Scoring instructions

  • If all items are completed: add together the item scores to get the Clinical Score.
  • It is not recommended to compute a score if more than 1 item was omitted, but if 9 were completed: add together the item scores, divide by 9 to get the mean score, then multiply by 10 to get the Clinical Score.
  • Total Clinical Scores range from 0 – 40.
  • Note: Items 2 and 3 are reverse-scored (4 for ‘not at all’, 0 for ‘most or all of the time’)
Subscale Item number

Full-scale (CORE-10)

1,2,3,4,5,6,7,8,9,10

Score Interpretation

What higher scores mean?
  • A higher score indicates a higher level of psychological distress. Score can range from 0 to 40; a score of 11 or above is considered a clinical level of psychological distress, and a score of 13 or above can be indicative of depression (Connell & Barkham, 2007).
Identifying risk

A patient may be at risk if they endorse any of the following ‘red flag’ items.

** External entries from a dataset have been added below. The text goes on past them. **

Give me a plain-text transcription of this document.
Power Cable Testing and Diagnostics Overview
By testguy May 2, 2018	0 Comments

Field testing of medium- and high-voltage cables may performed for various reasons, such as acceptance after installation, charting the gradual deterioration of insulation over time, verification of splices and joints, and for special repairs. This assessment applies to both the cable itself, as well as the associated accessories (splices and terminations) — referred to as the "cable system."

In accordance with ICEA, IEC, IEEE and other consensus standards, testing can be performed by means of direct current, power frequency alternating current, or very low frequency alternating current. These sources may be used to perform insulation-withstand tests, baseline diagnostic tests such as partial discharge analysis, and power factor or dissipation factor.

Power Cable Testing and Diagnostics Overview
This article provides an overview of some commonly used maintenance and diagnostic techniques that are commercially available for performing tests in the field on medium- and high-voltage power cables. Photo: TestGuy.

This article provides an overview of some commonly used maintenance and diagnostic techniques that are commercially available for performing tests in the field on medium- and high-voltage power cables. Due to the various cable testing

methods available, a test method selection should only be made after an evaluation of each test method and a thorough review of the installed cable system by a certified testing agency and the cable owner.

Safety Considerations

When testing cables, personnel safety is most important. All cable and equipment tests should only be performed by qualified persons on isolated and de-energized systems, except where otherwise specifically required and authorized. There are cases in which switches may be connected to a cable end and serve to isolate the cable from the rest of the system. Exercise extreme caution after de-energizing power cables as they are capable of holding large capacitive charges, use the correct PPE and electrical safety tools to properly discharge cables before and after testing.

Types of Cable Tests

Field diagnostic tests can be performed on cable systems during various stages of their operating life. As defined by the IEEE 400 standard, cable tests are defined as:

Further risk assessment should be undertaken.

Item number Item content
6 I made plans to end my life
How to assess symptom severity & change?
Description Score Range  
Healthy 0  
Low Distress (Non-Clinical) 5  
Major Depressive Disorder >=13 Provisional Diagnosis
Mild Distress (Clinical) 11  
Moderate Distress (Clinical) 15  
Moderate-to-Severe Distress (Clinical) 20  
Severe Distress (Clinical) 25  
Maximum 40  
Severity ranges

Connell and Barkham (2007) describe ranges of clinical and non-clinical CORE-10 scores. A CORE-10 score of 10 or below is within the non-clinical range; a score between 0 and 5 is considered ‘healthy’, while a score between 5 and 10 indicates a ‘low’ level of psychological distress, which may be caused by the normal, ephemeral stressors of everyday life. A CORE-10 score of 11 is considered the lower bound of the clinical range; a score between 11 and 15 is ‘mild’, between 15 and 20 is ‘moderate’, between 20 and 25 is ‘moderate-to-severe’, and 25 and above is ‘severe’, with a possible maximum score of 40.

Provisional diagnosis

A CORE-10 score of 13 is indicative of depression with a sensitivity value of .92 (CI = .83 – 1.0), and a specificity value of 0.72 (CI - .60 - .83); this means using 13 as a cut-off score will capture 92% of people presenting with depression, and exclude 72% of people without depression. In general, the CORE-10 correlates well with other measures of depression, with correlation coefficients between .75 and .77 for responses to CORE-10 items and the Beck Depression Inventory (Barkham et al., 2013). A CORE-10 score of 11 is considered the lower bound of the clinical range (Connell and Barkham, 2007); as there is no data with a gold standard measure of general psychological distress, this score was derived using Jacobson and Truax’s formula ‘c’, which balances sensitivity and specificity when considering general psychological problems. In a clinical subsample drawn from a dataset of patients from 33 primary care services who had completed the CORE-10 items (n = 1835), 84.5% scored above 11 on both the CORE-10 and CORE-OM (Barkham et al., 2013).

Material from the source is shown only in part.